The Library and the Two-Week Loan
The central image is what stays. A facility that smells like soap. Shelves, in effect, of infants. A check-out desk. Hadley fills out the paperwork, takes the baby home, feeds her, holds her at three in the morning, and at the end of two weeks brings her back. There is a curiously endless supply of babies; Gay, with deliberate restraint, does not explain where they come from. The horror is denser for that withholding. The story's argument is not about a particular sourcing scandal - it's about a system that has commodified maternal longing into a regulated short-term loan and convinced the women using it that this is mercy. One thread of the worldbuilding worth noticing: only girl babies are available at the library. The boys are not in the catalog. Whatever that means, Gay lets it sit on the page without underlining.
What makes the dystopia work is its register. Gay's bureaucracy isn't loud or cruel; it's polite and procedural, the kind of system that comes with a customer service line and a satisfaction survey. Hadley is treated with consideration at every interaction. The kindness is part of the violence.
Hadley, Seraphina, and the Dual View
The structural smartness is that Gay gives the reader both sides of the licensing line.
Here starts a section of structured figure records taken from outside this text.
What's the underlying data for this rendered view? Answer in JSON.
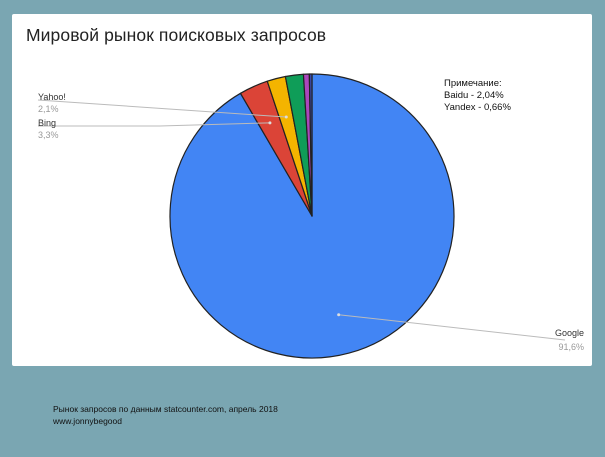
{
  "chart_data": {
    "type": "pie",
    "title": "Мировой рынок поисковых запросов",
    "slices": [
      {
        "name": "Google",
        "value": 91.6,
        "label_value": "91,6%",
        "color": "#4285f4"
      },
      {
        "name": "Bing",
        "value": 3.3,
        "label_value": "3,3%",
        "color": "#db4437"
      },
      {
        "name": "Yahoo!",
        "value": 2.1,
        "label_value": "2,1%",
        "color": "#f4b400"
      },
      {
        "name": "Baidu",
        "value": 2.04,
        "label_value": "",
        "color": "#0f9d58"
      },
      {
        "name": "Yandex",
        "value": 0.66,
        "label_value": "",
        "color": "#ab47bc"
      },
      {
        "name": "",
        "value": 0.3,
        "label_value": "",
        "color": "#3949ab"
      }
    ],
    "note": {
      "heading": "Примечание:",
      "lines": [
        "Baidu - 2,04%",
        "Yandex - 0,66%"
      ]
    }
  },
  "footer": {
    "line1": "Рынок запросов по данным statcounter.com, апрель 2018",
    "line2": "www.jonnybegood"
  },
  "colors": {
    "background": "#7aa6b2",
    "card": "#ffffff"
  }
}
Seraphina, who is licensed, lives the version of motherhood the state has approved - and Gay does not let the licensed life off the hook either. Inside the same regime, the licensed woman is also being managed; the choice the state has made for her is just a different choice. Hadley, on the other hand, is finding inside the temporary, regulated comfort of borrowed motherhood a self-knowledge she did not have before her sixteen-year-old test result decided her future for her. The borrowed baby is not a substitute for the life she was denied. It is the thing that finally makes her ask whether the system gets to define what her life means.
The arc the story walks Hadley through is the kind of slow internal pivot that, in a novel, would take two hundred pages. Here it happens in the white space between scenes, and Gay trusts the reader to be paying attention. That trust is one of the more pleasurable things about the piece.
What Forty-Five Pages Can Hold
Like most of the best Out of Line entries, this story is doing the work a short story can do: deliver a premise, render its emotional register, and stop before the world it's built starts to wear at the edges. Gay's prose is direct, unfussy, and confident. The story does not spell out what happens after Hadley's quiet revolt; it doesn't have to. What it spells out is enough. If you've read Bad Feminist or Hunger or any of Gay's essays on bodily autonomy, you'll recognize the moral spine of this piece. If you haven't, this is a forty-five-page on-ramp.
A 4.0 here is for what Gay actually pulls off in this length. Half a star comes off only because the premise is generative enough to support a novel, and on a second read I caught myself wishing for the longer version. That's the cost of a sharp short story: it makes you want more of it.
Rating: 4.0/5 ⭐
Perfect for: Roxane Gay readers, fans of Atwood-style speculative fiction about reproductive control, listeners who'd happily hand Samira Wiley an hour of their day, anyone with an evening and an appetite for a dystopia that whispers rather than shouts.
Skip if: You want the worldbuilding fully explained rather than implied, dystopian premises about state-controlled motherhood are too close to current events for comfort, or you bounce off short stories that decline to tie themselves up.